The Kb expression for the reaction in eq. 1 is:
Kb = [OH-][C5H5NH+]/[C5H5N][H2O]
Since water concentration is constant, we can write Kb as:
Kb = [OH-][C5H5NH+]/[C5H5N]
Now, let's look at the hydrolysis reaction in eq. 2:
C5H5NH+(aq) + H2O(l) = H3O+(aq) + C5H5N(aq)
By comparing eq. 2 to eq. 1, we can see that the hydrolysis reaction in eq. 2 is the reverse of the reaction in eq. 1.
Therefore, we can write the equilibrium constant expression (Ka) for eq. 2 as the reciprocal of Kb:
Ka = 1/Kb
Let's calculate Ka using this relationship:
Ka = 1/(1.40×10-9)
Ka ≈ 7.14 × 108
No problem! I'm here to help. To calculate the value of the equilibrium constant (Ka) for the reaction in equation 2, we can use the relationship between Ka and Kb for a conjugate acid-base pair.

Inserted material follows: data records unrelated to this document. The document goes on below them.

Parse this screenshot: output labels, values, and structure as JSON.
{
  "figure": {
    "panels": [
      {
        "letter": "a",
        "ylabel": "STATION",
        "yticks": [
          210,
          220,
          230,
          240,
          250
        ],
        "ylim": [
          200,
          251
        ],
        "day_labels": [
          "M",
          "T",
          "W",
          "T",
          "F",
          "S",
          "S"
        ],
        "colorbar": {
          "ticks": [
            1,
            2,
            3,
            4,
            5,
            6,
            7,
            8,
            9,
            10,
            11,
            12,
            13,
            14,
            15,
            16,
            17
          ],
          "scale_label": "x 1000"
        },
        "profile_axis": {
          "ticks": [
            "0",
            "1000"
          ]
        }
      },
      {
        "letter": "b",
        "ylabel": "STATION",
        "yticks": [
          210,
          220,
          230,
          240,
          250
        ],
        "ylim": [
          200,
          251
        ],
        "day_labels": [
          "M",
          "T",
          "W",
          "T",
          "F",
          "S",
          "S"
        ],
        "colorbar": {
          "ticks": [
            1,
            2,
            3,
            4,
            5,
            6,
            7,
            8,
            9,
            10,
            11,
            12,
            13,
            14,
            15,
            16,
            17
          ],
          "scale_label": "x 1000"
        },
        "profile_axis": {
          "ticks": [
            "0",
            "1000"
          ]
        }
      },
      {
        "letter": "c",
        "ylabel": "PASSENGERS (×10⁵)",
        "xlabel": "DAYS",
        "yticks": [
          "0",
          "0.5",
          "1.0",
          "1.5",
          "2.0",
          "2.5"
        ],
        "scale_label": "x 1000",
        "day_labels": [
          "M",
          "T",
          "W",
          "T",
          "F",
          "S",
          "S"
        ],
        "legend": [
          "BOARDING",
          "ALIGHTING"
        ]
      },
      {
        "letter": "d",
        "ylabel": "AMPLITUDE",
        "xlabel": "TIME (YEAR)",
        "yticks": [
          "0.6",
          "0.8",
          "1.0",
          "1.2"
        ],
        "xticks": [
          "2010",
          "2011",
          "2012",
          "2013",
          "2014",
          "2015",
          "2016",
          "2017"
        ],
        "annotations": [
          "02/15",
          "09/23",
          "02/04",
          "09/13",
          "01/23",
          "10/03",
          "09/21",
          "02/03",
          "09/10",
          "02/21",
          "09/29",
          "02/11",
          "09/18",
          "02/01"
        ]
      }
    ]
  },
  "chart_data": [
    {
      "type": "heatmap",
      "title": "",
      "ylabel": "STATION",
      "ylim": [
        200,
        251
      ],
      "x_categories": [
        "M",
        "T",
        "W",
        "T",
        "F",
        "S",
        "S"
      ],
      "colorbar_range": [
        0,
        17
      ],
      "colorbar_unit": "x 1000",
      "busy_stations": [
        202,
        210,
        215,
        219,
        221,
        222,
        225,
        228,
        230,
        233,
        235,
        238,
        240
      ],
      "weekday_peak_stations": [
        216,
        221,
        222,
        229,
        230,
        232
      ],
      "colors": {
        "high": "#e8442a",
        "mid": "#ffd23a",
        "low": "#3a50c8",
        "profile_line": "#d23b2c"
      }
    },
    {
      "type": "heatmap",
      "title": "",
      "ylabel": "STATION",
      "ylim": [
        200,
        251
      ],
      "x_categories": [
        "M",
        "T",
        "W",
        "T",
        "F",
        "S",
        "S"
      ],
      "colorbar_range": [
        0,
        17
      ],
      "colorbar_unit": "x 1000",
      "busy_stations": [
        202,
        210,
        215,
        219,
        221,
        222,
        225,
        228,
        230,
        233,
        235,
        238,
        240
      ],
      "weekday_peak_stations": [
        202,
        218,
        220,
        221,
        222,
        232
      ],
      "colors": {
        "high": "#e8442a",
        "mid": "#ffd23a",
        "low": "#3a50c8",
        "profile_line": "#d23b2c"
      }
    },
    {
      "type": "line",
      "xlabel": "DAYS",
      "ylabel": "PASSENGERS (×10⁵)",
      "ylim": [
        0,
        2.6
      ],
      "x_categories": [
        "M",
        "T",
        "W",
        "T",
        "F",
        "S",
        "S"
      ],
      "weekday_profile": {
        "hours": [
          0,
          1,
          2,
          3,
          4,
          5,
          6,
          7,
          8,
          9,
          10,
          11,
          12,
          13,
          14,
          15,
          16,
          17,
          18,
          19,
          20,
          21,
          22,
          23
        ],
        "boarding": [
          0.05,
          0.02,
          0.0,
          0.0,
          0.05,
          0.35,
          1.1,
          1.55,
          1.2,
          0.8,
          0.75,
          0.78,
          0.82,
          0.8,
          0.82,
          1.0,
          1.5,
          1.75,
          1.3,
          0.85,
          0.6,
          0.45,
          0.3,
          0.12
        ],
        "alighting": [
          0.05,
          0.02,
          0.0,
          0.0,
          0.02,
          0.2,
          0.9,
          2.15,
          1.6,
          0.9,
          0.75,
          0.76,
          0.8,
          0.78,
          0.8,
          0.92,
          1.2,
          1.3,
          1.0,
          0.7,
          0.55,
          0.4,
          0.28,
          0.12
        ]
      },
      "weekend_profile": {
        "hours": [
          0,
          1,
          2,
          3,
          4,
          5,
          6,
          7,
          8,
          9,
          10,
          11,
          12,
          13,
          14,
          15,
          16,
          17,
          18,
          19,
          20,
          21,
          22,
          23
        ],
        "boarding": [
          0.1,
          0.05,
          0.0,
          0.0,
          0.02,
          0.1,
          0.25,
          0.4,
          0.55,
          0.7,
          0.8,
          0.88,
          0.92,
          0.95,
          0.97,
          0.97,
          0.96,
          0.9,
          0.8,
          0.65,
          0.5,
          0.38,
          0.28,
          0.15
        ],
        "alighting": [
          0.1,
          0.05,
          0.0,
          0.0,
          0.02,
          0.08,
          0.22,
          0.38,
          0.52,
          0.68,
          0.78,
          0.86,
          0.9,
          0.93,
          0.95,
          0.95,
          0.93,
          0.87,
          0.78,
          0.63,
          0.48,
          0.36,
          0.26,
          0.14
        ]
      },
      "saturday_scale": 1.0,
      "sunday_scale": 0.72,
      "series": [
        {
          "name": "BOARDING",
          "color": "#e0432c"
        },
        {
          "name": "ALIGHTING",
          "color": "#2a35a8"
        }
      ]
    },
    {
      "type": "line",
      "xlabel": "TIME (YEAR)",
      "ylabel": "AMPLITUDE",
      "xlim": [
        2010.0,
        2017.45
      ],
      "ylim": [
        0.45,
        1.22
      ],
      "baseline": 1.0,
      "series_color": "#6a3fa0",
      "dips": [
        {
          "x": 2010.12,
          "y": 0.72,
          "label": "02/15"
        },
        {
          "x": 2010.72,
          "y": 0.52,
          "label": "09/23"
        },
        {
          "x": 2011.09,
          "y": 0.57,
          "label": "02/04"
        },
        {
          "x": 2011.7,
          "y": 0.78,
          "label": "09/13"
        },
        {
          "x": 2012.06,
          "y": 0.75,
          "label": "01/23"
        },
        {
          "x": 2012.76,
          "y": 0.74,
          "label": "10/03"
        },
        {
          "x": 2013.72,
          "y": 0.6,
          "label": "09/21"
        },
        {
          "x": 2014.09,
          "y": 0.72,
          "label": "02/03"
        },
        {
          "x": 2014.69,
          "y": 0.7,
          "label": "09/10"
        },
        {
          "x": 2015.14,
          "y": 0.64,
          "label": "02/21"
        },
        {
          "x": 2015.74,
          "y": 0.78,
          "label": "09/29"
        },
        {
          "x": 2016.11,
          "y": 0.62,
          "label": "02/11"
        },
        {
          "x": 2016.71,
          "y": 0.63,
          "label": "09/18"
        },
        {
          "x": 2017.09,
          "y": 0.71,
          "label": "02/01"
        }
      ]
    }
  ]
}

The Ka and Kb values for a conjugate acid-base pair are related by the equation:
Kw = Ka * Kb
Where Kw is the equilibrium constant for the autoionization of water, which is equal to 1.0 x 10^-14 at 25°C.
In equation 1, the base dissociation equilibrium constant (Kb) for C5H5N is given as 1.40 x 10^-9. Using this value, we can calculate the corresponding value of Ka for the hydrolysis reaction in equation 2.
First, we need to determine the value of Kb for the conjugate base OH- in equation 1. Since Kw = Ka * Kb, we can rearrange the equation to solve for Kb:
Kb = Kw / Ka
Substituting the known values, we get:
Kb = (1.0 x 10^-14) / (1.40 x 10^-9)
Now that we have the value of Kb for OH-, we can use it to calculate Ka for the reaction in equation 2. Since Ka and Kb are related as conjugate acid-base pairs, we can simply switch the values:
Ka = Kw / Kb
Substituting the value of Kb, we get:
Ka = (1.0 x 10^-14) / Kb
Calculating this expression will give us the value of Ka for the hydrolysis reaction in equation 2.
Ka = (Kw/Kb).
Just remember that KaKb = Kw. The Ka and Kb are interchangeable with that formula.